Consequently, synthesizing the statistical results in this paper and the conclusions in previous articles, we divided the effects of RH on PM into five stages.

  1. 1.

    PM accumulation stage in very-dry condition (RH < 45%)—at this stage, anthropogenic emissions existed in the atmosphere mainly in the gaseous form or as primary particles. Due to the very low humidity, gravity deposition of fine particles was difficult, and the rate of secondary conversion was relatively slow. For this reason, PM10 concentrations were higher than PM2.5 concentrations. However, since the very-dry condition was generally observed in low temperature and non-rainy days (causing PM accumulation), or was accompanied by high WS (which may bring additional PM from long-range transport), high PM concentration could also be observed in dry conditions. In total, the polluted days at this stage were very few.

  2. 2.

    PM accumulation and development stage in dry condition (RH = 45–60%)—growing RH accelerated the rates of conversion from SO2 and NO2 to SO4 2− and NO3 , and of hygroscopic particle growth, all of which resulted in increases in the fine particle concentration (Hua et al. 2015). Simultaneously, the large-sized particles continued to grow through their hygroscopicity and began to experience gravity deposition. Therefore, at this stage, PM2.5 concentrations increased and the number of pollution days began increasing, while PM10 concentrations began to decrease.

  3. 3.

    PM sustained growing stage in low-humidity condition (RH = 60–70%)—at this stage, most of SO2 and NO2 finished the conversion to SO4 2− and NO3 , resulting in a stable increase in PM2.5. PM10 continually decreased with humidity increasing. This stage was accompanied by a high PM2.5 concentration and an explosive increase in the pollution-day numbers.

  4. 4.

    PM mitigation stage in mid-humidity condition (RH = 70–80%)—SO2 and NO2 concentrations were very low at this stage, and hence, the rate of secondary conversion also became slow. However, due to the sudden increase in deliquescence, the hygroscopicity of particles was enhanced by increasing RH (Wu et al. 2016). Although PM2.5 and PM10 concentrations began to drop, PM2.5 concentrations and the number of pollution days remained high.

  5. 5.

    PM removing stage in high-humidity and extreme-humidity conditions—at this stage, water in the air was close to saturation, which could enhance the condensation of water and the formation of rainfall, all of which in turn would reduce PM concentrations through scavenging, carrying, and gravity deposition. Meanwhile, at the onset of rainfall, the small rainfall amount and dust emissions caused by raindrops may increase the PM concentration to a certain extent.

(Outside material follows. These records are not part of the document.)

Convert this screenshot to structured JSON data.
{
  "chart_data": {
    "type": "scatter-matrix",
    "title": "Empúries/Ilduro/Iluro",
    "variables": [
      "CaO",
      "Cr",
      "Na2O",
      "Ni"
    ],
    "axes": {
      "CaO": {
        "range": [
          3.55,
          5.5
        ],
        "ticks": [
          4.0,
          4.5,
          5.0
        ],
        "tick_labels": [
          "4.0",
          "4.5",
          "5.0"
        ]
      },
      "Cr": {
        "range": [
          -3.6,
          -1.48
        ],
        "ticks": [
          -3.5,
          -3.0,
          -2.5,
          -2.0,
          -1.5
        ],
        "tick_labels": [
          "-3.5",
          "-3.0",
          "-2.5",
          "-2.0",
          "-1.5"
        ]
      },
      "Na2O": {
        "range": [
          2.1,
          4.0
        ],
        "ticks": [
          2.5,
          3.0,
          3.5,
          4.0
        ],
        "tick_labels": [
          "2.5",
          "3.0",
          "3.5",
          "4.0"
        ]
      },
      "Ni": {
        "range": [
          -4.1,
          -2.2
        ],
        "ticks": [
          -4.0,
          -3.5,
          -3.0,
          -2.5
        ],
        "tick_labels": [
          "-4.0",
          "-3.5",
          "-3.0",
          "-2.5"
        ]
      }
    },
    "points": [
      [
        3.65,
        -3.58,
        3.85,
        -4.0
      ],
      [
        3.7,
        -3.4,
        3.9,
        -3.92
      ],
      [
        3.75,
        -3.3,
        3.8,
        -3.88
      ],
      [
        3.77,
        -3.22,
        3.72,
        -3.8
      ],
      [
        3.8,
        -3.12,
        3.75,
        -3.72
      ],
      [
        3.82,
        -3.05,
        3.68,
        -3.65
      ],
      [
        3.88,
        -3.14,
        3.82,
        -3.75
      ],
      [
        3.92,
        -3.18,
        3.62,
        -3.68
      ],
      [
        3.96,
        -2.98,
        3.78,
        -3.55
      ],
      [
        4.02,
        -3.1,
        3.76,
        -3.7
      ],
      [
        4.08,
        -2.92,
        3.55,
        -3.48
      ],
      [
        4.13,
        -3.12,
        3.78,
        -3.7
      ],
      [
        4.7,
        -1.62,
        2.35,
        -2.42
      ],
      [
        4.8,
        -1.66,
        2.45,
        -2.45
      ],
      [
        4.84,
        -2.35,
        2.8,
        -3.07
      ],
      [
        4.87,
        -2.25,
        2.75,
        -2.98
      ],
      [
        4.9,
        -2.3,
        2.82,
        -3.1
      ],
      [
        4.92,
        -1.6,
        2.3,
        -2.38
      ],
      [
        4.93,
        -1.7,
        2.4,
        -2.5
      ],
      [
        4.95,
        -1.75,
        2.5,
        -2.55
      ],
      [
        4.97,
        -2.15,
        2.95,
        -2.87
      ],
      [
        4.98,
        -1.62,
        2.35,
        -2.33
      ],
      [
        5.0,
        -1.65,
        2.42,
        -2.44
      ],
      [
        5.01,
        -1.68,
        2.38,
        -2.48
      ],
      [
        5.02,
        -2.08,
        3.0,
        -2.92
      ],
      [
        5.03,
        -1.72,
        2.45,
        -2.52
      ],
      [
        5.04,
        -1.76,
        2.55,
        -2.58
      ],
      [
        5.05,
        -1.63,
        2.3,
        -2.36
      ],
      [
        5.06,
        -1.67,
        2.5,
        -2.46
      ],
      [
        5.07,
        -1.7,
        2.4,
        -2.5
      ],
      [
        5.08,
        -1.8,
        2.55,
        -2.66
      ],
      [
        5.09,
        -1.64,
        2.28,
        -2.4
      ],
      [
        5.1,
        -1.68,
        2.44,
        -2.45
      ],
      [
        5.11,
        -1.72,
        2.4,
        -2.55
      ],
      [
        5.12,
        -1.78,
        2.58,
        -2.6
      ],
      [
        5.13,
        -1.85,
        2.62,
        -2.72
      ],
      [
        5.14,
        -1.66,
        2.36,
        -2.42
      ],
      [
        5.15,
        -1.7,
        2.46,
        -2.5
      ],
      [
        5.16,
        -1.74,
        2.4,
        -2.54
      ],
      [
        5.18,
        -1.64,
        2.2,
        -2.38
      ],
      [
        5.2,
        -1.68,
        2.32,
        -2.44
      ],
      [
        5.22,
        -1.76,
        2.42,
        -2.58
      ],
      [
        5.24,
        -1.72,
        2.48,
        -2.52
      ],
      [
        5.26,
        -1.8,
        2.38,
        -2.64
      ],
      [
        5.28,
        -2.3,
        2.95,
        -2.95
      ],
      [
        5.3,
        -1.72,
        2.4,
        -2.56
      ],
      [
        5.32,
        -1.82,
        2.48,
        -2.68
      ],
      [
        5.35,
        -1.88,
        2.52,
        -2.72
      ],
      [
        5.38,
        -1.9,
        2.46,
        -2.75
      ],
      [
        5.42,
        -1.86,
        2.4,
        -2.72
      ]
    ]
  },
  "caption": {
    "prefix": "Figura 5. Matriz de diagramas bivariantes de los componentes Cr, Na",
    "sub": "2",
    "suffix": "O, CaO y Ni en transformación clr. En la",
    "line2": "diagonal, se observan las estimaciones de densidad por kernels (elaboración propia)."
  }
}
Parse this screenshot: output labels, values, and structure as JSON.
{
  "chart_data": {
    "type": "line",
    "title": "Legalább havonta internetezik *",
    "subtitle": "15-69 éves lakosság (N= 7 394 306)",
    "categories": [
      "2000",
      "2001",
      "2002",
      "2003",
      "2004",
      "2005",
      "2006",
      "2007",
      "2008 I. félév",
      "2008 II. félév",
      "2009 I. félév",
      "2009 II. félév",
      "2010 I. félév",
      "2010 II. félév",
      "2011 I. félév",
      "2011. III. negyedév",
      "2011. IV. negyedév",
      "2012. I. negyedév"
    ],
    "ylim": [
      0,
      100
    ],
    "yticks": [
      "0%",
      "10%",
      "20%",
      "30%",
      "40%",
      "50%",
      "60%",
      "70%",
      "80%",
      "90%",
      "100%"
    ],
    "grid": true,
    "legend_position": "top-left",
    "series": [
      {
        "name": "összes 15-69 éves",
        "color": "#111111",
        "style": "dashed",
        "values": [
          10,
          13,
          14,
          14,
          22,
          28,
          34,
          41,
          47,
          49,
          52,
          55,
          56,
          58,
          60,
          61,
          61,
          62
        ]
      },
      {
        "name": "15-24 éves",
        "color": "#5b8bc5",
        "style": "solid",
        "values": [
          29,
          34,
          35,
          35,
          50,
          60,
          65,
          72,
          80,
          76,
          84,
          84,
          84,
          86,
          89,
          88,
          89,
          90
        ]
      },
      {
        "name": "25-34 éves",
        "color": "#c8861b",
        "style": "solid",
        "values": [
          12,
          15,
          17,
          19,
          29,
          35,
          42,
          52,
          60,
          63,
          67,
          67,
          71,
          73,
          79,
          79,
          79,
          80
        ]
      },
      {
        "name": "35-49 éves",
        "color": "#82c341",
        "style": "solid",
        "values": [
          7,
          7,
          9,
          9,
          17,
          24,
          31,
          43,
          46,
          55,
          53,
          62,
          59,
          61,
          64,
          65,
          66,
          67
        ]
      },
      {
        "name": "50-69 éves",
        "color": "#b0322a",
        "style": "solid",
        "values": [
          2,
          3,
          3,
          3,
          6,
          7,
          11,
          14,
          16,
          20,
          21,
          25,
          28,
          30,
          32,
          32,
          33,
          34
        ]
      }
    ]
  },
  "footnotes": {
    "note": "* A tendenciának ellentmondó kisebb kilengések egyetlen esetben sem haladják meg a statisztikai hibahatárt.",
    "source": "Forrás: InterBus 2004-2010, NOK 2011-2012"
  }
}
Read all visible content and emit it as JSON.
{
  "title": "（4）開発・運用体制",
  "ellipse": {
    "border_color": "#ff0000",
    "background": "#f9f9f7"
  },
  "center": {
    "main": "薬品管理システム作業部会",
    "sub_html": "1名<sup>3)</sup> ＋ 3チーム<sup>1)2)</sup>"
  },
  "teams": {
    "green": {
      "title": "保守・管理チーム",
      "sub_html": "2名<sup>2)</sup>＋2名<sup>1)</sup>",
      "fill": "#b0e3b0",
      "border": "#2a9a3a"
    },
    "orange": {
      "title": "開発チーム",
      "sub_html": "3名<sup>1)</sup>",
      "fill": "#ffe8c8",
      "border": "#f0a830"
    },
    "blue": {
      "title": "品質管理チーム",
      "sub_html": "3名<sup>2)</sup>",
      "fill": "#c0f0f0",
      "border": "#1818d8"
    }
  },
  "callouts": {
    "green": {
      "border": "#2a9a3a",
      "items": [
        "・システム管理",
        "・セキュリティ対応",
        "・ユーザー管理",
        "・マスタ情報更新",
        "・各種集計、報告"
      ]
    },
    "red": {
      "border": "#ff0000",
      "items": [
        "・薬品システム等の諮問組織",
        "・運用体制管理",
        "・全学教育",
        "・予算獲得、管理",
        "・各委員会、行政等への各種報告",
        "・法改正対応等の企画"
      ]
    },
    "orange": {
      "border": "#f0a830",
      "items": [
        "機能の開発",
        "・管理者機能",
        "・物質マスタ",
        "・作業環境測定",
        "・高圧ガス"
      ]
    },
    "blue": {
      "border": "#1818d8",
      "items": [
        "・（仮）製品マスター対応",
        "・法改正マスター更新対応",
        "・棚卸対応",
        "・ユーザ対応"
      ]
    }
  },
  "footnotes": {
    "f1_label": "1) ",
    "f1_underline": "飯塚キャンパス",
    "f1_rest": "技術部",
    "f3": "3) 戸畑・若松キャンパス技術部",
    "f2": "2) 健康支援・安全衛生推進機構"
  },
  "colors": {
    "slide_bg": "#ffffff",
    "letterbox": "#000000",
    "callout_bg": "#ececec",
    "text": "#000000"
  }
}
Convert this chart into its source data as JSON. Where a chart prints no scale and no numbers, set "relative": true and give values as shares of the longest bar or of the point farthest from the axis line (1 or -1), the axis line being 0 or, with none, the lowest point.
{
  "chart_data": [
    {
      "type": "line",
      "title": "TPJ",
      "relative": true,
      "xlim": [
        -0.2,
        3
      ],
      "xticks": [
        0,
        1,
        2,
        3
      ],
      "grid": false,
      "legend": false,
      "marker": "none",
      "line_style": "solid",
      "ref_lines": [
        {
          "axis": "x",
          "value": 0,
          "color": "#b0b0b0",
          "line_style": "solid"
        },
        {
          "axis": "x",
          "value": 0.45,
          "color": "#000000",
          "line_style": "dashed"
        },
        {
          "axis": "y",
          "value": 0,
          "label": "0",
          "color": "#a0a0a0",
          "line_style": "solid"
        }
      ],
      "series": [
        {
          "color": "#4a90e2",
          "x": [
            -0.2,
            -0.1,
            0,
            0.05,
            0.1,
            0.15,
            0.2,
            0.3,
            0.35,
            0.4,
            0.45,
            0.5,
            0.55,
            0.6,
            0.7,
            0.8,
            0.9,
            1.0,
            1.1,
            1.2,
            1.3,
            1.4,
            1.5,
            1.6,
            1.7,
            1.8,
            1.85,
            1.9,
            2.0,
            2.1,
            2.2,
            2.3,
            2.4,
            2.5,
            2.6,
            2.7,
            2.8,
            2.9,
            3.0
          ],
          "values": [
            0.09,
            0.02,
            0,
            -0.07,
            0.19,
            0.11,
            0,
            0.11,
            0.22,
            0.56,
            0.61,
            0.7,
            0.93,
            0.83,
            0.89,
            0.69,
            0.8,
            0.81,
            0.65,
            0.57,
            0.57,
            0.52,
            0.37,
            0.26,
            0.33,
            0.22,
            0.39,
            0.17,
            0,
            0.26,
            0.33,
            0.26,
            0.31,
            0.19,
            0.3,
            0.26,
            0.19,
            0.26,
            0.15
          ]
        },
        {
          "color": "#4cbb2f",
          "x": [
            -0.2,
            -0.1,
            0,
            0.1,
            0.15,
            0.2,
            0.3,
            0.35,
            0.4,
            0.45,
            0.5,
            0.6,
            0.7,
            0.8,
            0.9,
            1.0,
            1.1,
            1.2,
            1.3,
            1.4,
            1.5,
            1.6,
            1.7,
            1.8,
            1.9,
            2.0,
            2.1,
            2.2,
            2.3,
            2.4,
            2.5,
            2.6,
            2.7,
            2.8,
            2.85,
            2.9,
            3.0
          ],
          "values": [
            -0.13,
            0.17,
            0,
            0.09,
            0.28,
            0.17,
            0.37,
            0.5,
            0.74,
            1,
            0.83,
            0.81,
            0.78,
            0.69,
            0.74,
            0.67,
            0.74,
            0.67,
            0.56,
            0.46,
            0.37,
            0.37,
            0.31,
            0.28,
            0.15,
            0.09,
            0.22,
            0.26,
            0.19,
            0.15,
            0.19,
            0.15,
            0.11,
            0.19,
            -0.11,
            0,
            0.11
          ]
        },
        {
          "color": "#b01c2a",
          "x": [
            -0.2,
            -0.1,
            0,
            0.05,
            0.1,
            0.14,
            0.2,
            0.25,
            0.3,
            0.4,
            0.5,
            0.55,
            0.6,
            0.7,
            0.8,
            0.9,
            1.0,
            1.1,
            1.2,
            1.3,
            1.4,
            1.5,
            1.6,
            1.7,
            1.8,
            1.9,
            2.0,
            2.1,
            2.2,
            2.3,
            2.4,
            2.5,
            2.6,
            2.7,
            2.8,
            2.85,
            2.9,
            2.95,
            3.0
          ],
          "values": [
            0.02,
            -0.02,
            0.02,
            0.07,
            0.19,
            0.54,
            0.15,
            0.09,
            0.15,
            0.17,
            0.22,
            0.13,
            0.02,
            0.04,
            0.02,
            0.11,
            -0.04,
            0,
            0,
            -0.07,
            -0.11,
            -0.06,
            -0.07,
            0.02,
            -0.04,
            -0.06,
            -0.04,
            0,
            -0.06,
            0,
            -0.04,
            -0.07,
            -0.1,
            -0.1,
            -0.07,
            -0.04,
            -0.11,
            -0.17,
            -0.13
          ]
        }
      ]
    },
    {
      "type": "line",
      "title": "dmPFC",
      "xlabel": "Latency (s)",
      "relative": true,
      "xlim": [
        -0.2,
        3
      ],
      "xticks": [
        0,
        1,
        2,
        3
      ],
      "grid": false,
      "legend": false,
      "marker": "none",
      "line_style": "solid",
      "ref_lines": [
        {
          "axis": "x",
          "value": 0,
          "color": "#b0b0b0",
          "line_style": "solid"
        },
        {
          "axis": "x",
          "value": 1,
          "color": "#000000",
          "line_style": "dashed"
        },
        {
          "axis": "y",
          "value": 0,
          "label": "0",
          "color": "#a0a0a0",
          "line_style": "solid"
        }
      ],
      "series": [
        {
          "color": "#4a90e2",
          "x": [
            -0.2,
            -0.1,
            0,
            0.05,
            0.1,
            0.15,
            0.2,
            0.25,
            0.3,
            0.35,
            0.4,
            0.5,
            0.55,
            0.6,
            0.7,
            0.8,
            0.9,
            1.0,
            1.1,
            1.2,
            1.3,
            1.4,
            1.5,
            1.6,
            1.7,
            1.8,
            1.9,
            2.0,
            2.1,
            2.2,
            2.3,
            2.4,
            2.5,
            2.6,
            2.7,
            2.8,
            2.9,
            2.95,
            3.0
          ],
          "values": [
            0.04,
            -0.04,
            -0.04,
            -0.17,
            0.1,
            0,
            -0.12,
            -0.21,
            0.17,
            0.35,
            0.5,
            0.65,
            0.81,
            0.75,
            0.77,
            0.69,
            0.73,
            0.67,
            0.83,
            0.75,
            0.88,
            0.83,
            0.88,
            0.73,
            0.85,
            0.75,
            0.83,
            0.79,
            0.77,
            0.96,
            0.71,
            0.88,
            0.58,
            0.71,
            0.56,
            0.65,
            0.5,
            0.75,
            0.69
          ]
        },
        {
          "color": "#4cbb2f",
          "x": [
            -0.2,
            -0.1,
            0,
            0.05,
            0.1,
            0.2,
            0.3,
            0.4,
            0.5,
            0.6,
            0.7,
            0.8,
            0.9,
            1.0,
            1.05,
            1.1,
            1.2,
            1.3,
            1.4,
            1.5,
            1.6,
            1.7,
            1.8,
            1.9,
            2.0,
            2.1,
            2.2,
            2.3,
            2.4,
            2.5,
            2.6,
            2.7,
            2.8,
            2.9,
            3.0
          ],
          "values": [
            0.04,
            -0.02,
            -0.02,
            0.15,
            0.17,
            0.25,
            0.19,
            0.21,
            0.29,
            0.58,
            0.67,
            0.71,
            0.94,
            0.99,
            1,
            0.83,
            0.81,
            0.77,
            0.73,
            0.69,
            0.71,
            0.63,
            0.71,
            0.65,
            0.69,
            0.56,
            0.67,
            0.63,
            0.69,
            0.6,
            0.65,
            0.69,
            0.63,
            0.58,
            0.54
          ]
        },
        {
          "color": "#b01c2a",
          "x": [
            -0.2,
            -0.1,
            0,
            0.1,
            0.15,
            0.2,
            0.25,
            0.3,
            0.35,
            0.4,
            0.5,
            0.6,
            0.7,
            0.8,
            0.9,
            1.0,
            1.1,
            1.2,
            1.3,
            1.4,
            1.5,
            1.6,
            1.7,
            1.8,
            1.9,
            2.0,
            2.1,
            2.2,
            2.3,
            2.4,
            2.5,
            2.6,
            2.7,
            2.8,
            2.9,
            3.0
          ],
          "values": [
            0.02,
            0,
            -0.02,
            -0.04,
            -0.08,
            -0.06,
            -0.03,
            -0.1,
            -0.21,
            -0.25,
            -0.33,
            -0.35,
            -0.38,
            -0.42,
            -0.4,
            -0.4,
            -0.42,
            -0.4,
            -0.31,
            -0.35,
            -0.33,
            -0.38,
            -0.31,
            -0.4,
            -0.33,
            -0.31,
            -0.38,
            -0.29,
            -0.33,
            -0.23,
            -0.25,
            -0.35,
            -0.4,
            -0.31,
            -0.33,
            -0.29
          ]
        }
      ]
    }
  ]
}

Thus, haze pollution was mitigated but would probably be accompanied with a small pollution peak in this stage.

Conclusion

This study examined the spatiotemporal characteristics of PM and its relationship with RH in the YRD. The chosen statistical method is effective and could verify the previous conclusions regarding the impact of RH on PM in recent articles. Our results clearly indicate that the PM was closely correlated with RH. In summary, the very-dry, dry, and low-humidity conditions (RH < 70%) positively influenced PM2.5 and created accumulation effects, while the mid-humidity, high-humidity, and extreme-humidity conditions (RH = 70–100%) favored reducing PM2.5 concentrations. Therefore, the trends of polluted days significantly change at RH = 70%. For PM10, RH < 45% had an accumulation effect, but RH > 45% had a mitigation effect. Moreover, an increase in RH caused PM2.5 to become increasingly preponderant in the ratio of particle volumes. Secondary transformation (from SO2 and NO2 to sulfate and nitrate) was the main reason for PM2.5 pollution episodes. Thus, controlling precursors will be effective in reducing the fine particulate pollution, especially during winter in the YRD. This study could serve as a good reference for a future study on PM2.5 mitigation. For instance, the effect of “fog-gun” dust-suppressing vehicles probably aggravate PM pollution in very-dry, dry, and low-humidity conditions. Our results may provide insight into the important impacts of RH on haze pollution and are helpful for optimizing an air-pollution control strategy.